W historii WIG20 taka sytuacja nie zdarzyła się jeszcze nigdy. Na pierwszy rzut oka takie zjawisko sugerowałoby istnienie stanowczej – choć ostrożnej, bo nieprzekładającej się na silne spadki – presji podażowej. Dla takiej hipotezy można próbować znaleźć potwierdzenie historyczne. W przeszłości trzykrotnie mieliśmy 15 czarnych świec na 17 kolejnych. W dwu przypadkach – sierpień 1994 oraz kwiecień 1995 – był to sygnał ostrzegający przed spadkami, które rozpoczęły się 1–3 tygodnie później. Tę negatywną wymowę psuje jednak trzeci przypadek zarejestrowany 30?listopada 1999 r. Wtedy, po takim sygnale WIG20 wzrósł o ponad 60 proc. w ciągu czterech miesięcy. Pozostaje więc wniosek, że niekoniecznie na bazie faktu pojawienia się tej serii czarnych świec należy budować jakieś śmiałe teorie.
Innym niepokojącym sygnałem mógł być czwartkowy raport ISM w USA, który pokazał niespodziewany spadek wartości wskaźnika dla przemysłu przetwórczego. Lutowa wartość ISM Manufacturing okazała się rekordowo niższa od wskazań modelu opartego na danych regionalnych (Nowy Jork, Richmond, Filadelfia, Chicago). Nie było większego odchylenia in minus od przynajmniej 11 lat. Ale sprawdzenie dat trzech największych negatywnych niespodzianek tego typu pokazuje, że i tym sygnałem nie ma się co specjalnie przejmować. Te trzy daty to grudzień 2008 (dołek ISM Manufacturing), kwiecień 2005 (miesiąc przed dołkiem wskaźnika) i czerwiec 2003 (2?miesiące po dołku wskaźnika). Jak widać, tego typu rozczarowania mają tendencję do pojawiania się raczej w okolicach dołków koniunktury gospodarczej niż na jej istotnych szczytach.

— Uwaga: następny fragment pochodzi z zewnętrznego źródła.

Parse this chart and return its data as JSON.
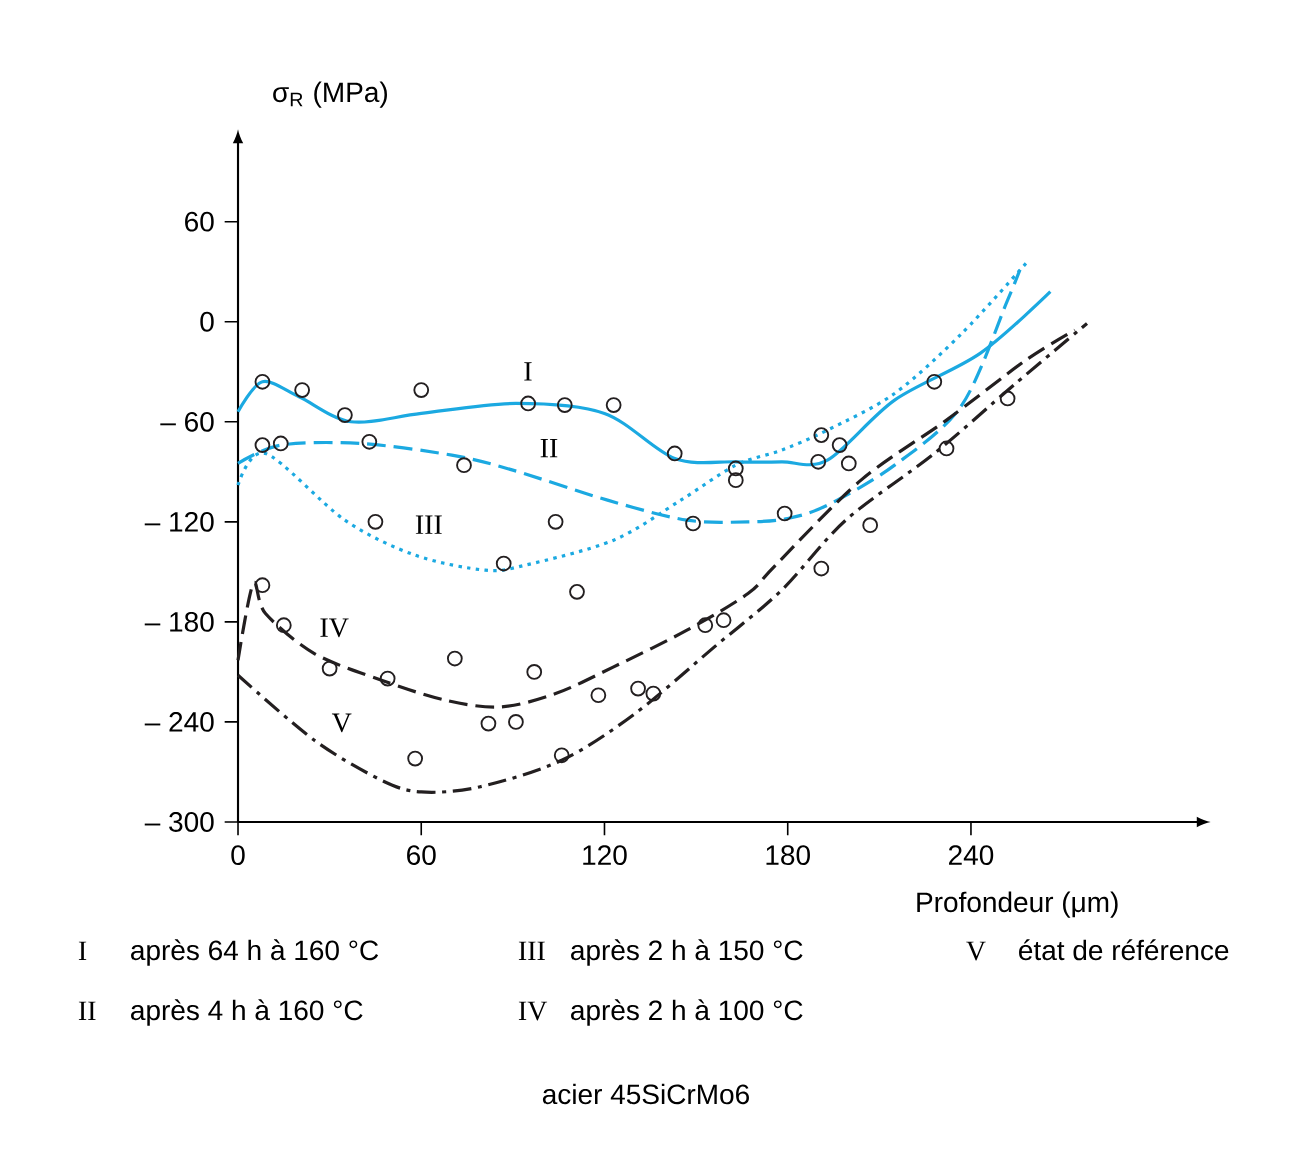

Zachowanie kursu USD/PLN, który w całej swojej historii miał tylko dwa epizody 34-sesyjnego spadku o takiej skali jak ostatnio (luty–kwiecień 2009 i czerwiec–lipiec 2010) sugeruje, że dla piątkowej sesji analogii szukać należy w sesjach z 14 kwietnia 2009 oraz 4?sierpnia 2010. Z jednej strony sugeruje to istnienie kilkuprocentowego potencjału wzrostowego na dolarze (do 3,25 w ciągu 2 tygodni?). Z drugiej jednak strony fakt, że sytuacja techniczna WIG20 jest praktycznie identyczna jak ta z kwietnia 2009 i sierpnia 2010, pozwala widzieć WIG20 za dwa miesiące powyżej poziomu 2600 pkt.